The nurse turned to look at the patient, another gangbanger as heavily tattooed as her last patient, same cornrowed braids, same gold teeth, no older than seventeen; they could have been brothers. He was convulsing on the gurney as two EMTs attempted, unsuccessfully, to apply pressure to the wound in his chest and staunch the flow of blood. She could hear the boy’s lungs sucking air into his thoracic cavity. She could hear the bubbling sound as his chest cavity filled with blood and air, slowly collapsing the lungs. She turned and walked away.
“Nurse! Where are you going? He’s dying!”
She turned and smiled at the two EMTs.
“Good. One less to worry about. I quit.”
Adelle Smith watched quietly as North Philadelphia whizzed by the limousine window as if her life were flashing by. These were the same streets she was born on, the same streets where she’d lived her entire life. She watched the landscape morph from one of emaciated crackwhores and teenaged murderers and drug pushers strutting brazenly along the sidewalk, glaring defiantly into her window, to one of quaint shops and cafes and businessmen and women in wrinkled suits scurrying home after a long day at the office. Young couples dressed up for an early dinner and a night on the town. Many of the professionals dashing about in suits and ties were the same age and color as the ones she’d passed further up Broad Street in sagging jeans with pistols in their waistbands. The world had changed so much since she was young.

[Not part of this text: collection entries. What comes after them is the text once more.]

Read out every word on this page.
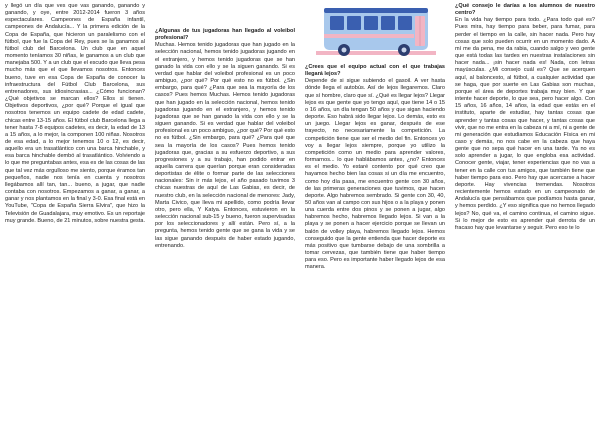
y llegó un día que ves que vas ganando, ganando y ganando, y oye, entre 2012-2014 fueron 3 años espectaculares. Campeones de España infantil, campeones de Andalucía... Y la primera edición de la Copa de España, que hicieron un paralelismo con el fútbol, que fue la Copa del Rey, pues se la ganamos al fútbol club del Barcelona. Un club que en aquel momento teníamos 30 niñas, le ganamos a un club que manejaba 500. Y a un club que el escudo que lleva pesa mucho más que el que llevamos nosotros. Entonces bueno, tuve en esa Copa de España de conocer la infraestructura del Fútbol Club Barcelona, sus entrenadores, sus idiosincrasias... ¿Cómo funcionan? ¿Qué objetivos se marcan ellos? Ellos si tienen. Objetivos deportivos, ¿por qué? Porque el igual que nosotros tenemos un equipo cadete de edad cadete, chicas entre 13-15 años. El fútbol club Barcelona llega a tener hasta 7-8 equipos cadetes, es decir, la edad de 13 a 15 años, a lo mejor, la componen 100 niñas. Nosotros de esa edad, a lo mejor tenemos 10 o 12, es decir, aquello era un trasatlántico con una barca hinchable, y esa barca hinchable dembó al trasatlántico. Volviendo a lo que me preguntabas antes, esa es de las cosas de las que tal vez más orgulloso me siento, porque éramos tan pequeños, nadie nos tenía en cuenta y nosotros llegábamos allí tan, tan... bueno, a jugar, que nadie contaba con nosotros. Empezamos a ganar, a ganar, a ganar y nos plantamos en la final y 3-0. Esa final está en YouTube, "Copa de España Sierra Elvira", que hizo la Televisión de Guadalajara, muy emotivo. Es un reportaje muy grande. Bueno, de 21 minutos, sobre nuestra gesta.

¿Algunas de tus jugadoras han llegado al voleibol profesional?

Muchas. Hemos tenido jugadoras que han jugado en la selección nacional, hemos tenido jugadoras jugando en el extranjero, y hemos tenido jugadoras que se han ganado la vida con ello y se la siguen ganando. Si es verdad que hablar del voleibol profesional es un poco ambiguo, ¿por qué? Por qué esto no es fútbol. ¿Sin embargo, para qué? ¿Para que sea la mayoría de los casos? Pues hemos Muchas. Hemos tenido jugadoras que han jugado en la selección nacional, hemos tenido jugadoras jugando en el extranjero, y hemos tenido jugadoras que se han ganado la vida con ello y se la siguen ganando. Si es verdad que hablar del voleibol profesional es un poco ambiguo, ¿por qué? Por qué esto no es fútbol. ¿Sin embargo, para qué? ¿Para qué que sea la mayoría de los casos? Pues hemos tenido jugadoras que, gracias a su esfuerzo deportivo, a sus progresiones y a su trabajo, han podido entrar en aquella carrera que querían porque eran consideradas deportistas de élite o formar parte de las selecciones nacionales: Sin ir más lejos, el año pasado tuvimos 3 chicas nuestras de aquí de Las Gabias, es decir, de nuestro club, en la selección nacional de menores: Jady, Marta Civico, que lleva mi apellido, como podría llevar otro, pero ella, Y Katya. Entonces, estuvieron en la selección nacional sub-15 y bueno, fueron supervisadas por los seleccionadores y allí están. Pero sí, a la pregunta, hemos tenido gente que se gana la vida y se las sigue ganando después de haber estado jugando, entrenando.

¿Crees que el equipo actual con el que trabajas llegará lejos?

Depende de si sigue subiendo el gasoil. A ver hasta dónde llega el autobús. Así de lejos llegaremos. Claro que sí hombre, claro que sí. ¿Qué es llegar lejos? Llegar lejos es que gente que yo tengo aquí, que tiene 14 o 15 o 16 años, un día tengan 50 años y que sigan haciendo deporte. Eso habrá sido llegar lejos. Lo demás, esto es un juego. Llegar lejos es ganar, después de ese trayecto, no necesariamente la competición. La competición tiene que ser el medio del fin. Entonces yo voy a llegar lejos siempre, porque yo utilizo la competición como un medio para aprender valores, formarnos... lo que hablábamos antes, ¿no? Entonces es el medio. Yo estaré contento por qué creo que hayamos hecho bien las cosas si un día me encuentro, como hoy día pasa, me encuentro gente con 30 años, de las primeras generaciones que tuvimos, que hacen deporte. Algo habremos sembrado. Si gente con 30, 40, 50 años van al campo con sus hijos o a la playa y ponen una cuerda entre dos pinos y se ponen a jugar, algo habremos hecho, habremos llegado lejos. Si van a la playa y se ponen a hacer ejercicio porque se llevan un balón de volley playa, habremos llegado lejos. Hemos conseguido que la gente entienda que hacer deporte es más positivo que tumbarse debajo de una sombrilla a tomar cervezas, que también tiene que haber tiempo para eso. Pero es importante haber llegado lejos de esa manera.

¿Qué consejo le darías a los alumnos de nuestro centro?

En la vida hay tiempo para todo. ¿Para todo qué es? Pues mira, hay tiempo para beber, para fumar, para perder el tiempo en la calle, sin hacer nada. Pero hay cosas que solo pueden ocurrir en un momento dado. A mí me da pena, me da rabia, cuando salgo y veo gente que está todas las tardes en nuestras instalaciones sin hacer nada... ¡sin hacer nada es! Nada, con letras mayúsculas. ¿Mi consejo cuál es? Que se acerquen aquí, al baloncesto, al fútbol, a cualquier actividad que se haga, que por suerte en Las Gabias son muchas, porque el área de deportes trabaja muy bien. Y que intente hacer deporte, lo que sea, pero hacer algo. Con 15 años, 16 años, 14 años, la edad que estás en el instituto, aparte de estudiar, hay tantas cosas que aprender y tantas cosas que hacer, y tantas cosas que vivir, que no me entra en la cabeza ni a mí, ni a gente de mi generación que estudiamos Educación Física en mi caso y demás, no nos cabe en la cabeza que haya gente que no sepa qué hacer en una tarde. Ya no es solo aprender a jugar, lo que engloba esa actividad. Conocer gente, viajar, tener experiencias que no vas a tener en la calle con tus amigos, que también tiene que haber tiempo para eso. Pero hay que acercarse a hacer deporte. Hay vivencias tremendas. Nosotros recientemente hemos estado en un campeonato de Andalucía que pensábamos que podíamos hasta ganar, y hemos perdido. ¿Y eso significa que no hemos llegado lejos? No, qué va, el camino continua, el camino sigue. Si lo mejor de esto es aprender qué derrota de un fracaso hay que levantarse y seguir. Pero eso te lo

Even the couples walking arm and arm with ear to ear smiles and love sparkling in their eyes were a mixed bag of White, Black, Asian, and Puerto Rican, in various combinations. She saw as many Black men, young and old, with White women on their arms as she did with their own kind, and that was certainly a change. In her day a mixed couple couldn’t go anywhere without being harassed by both Blacks and Whites. Lynchings may have been before her time, but beatings, stabbings, and even shootings were still pretty common. No one would have said a thing about killing a Black man for corrupting the virtues of a young White girl. She’d seen many brothers killed for less. A Black man’s life wasn’t worth an ounce of spit back when she was a young girl.
A Black police officer drove by laughing out loud with his Italian partner. Adelle smiled.

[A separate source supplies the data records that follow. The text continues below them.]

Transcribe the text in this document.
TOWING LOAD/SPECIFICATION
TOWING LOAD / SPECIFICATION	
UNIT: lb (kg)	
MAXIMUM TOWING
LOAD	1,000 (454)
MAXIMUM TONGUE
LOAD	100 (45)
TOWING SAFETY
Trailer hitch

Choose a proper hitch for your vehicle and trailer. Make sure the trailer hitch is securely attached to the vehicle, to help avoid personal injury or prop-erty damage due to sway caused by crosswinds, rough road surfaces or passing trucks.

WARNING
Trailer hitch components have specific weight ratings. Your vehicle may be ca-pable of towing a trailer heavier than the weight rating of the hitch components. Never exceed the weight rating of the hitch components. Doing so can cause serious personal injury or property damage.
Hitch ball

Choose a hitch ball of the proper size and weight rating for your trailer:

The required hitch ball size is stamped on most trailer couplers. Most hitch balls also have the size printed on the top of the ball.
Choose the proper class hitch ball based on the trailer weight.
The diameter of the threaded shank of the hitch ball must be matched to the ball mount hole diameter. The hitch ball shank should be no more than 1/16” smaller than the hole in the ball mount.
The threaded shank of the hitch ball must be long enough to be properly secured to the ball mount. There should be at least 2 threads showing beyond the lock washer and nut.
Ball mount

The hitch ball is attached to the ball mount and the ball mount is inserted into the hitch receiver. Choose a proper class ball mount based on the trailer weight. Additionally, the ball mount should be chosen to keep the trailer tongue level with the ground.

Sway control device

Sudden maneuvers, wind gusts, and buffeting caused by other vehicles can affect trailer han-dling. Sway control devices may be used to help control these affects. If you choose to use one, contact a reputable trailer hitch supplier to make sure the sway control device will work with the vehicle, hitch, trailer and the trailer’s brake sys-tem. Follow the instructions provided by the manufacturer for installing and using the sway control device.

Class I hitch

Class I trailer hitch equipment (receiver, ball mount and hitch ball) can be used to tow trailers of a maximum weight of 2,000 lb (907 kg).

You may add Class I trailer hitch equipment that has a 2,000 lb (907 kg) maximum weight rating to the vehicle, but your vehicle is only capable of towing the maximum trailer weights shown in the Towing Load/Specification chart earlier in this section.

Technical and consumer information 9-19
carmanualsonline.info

I guess this is progress, she thought.
There were Black police officers here and there back when she was young too. But only in the ghettoes, and they were never that comfortable with their White partners. They were most often quicker to crack a Black skull to impress their buddies in blue than the White cops were. They overdid it trying to fit in, which made them an even bigger menace.
She watched a mixed couple cross the street, the overweight White girl dressed as if she’d stepped right out of one of those hip-hop videos, cornrows, baggy jeans, FUBU shirt and all, with her African American boyfriend clinging to her as if he were afraid someone would try to steal her from him.
“I guess.” She sighed, shaking her head. She wasn’t sure this was exactly what Dr. King had in mind. Then again, she was never a huge fan of King. She always thought he was too soft. She preferred Malcolm X and, later, Huey Newton, Bobby Seale, and Stokely Carmicheal, men who didn’t wait around begging for their freedom and equality but were prepared to take it at any cost. There weren’t any men like that around any more. Even Farrakhan was soft in her opinion. A whole lot of talk, but not one bill passed or law ratified by anything he’d done or inspired. In her day they made changes. They made laws and changed laws. There weren’t any Black leaders like that nowadays.